Neuer Anlauf für Waffenruhe in Nadschaf

publiziert: Freitag, 4. Jun 2004 / 22:32 Uhr

Bagdad/Nadschaf - Die Miliz des radikalen Schiiten-Predigers Muktada el Sadr hat einen neuen Anlauf für eine Waffenruhe in den irakischen Städten Nadschaf und Kufa gemacht.

Das Grabmal des Kalifen Ali, ein wichtiges schiitisches Heiligtum in Nadschaf.
Das Grabmal des Kalifen Ali, ein wichtiges schiitisches Heiligtum in Nadschaf.
Der arabische TV-Sender El Arabija berichtete, die Kämpfer der Mahdi-Armee wollten die beiden Orte, an denen sich wichtige Heiligtümer der Schiiten befinden, am Abend verlassen.
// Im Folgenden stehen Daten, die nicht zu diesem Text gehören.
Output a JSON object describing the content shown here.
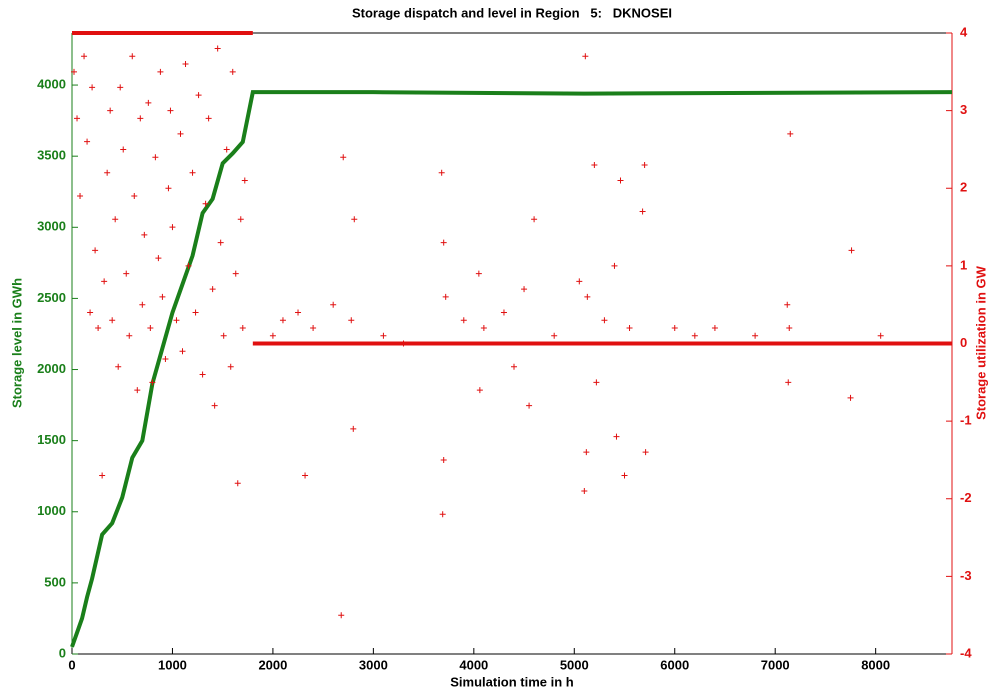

Die US-Truppen erklärten sich ihm Rahmen ihres Waffenstillstands-Abkommens zu einem Teilrückzug bereit. Wie ein US-Armeevertreter mitteilte, sollen die Soldaten aus den sensiblen Gebieten um die schiitischen Heiligtümer abziehen.

Drei Tage nach der Bildung einer Übergangsregierung in Irak haben die Vereinten Nationen als weiteren Schritt zur Demokratisierung Iraks eine unabhängige Kommission für die Vorbereitung freier Wahlen eingesetzt.

Wahl-Gremium ernannt

UNO-Wahlexpertin Carina Perelli ernannte nach wochenlangen Verhandlungen das siebenköpfige Gremium, das die Grundlagen für die im Januar 2005 geplanten Wahlen schaffen soll.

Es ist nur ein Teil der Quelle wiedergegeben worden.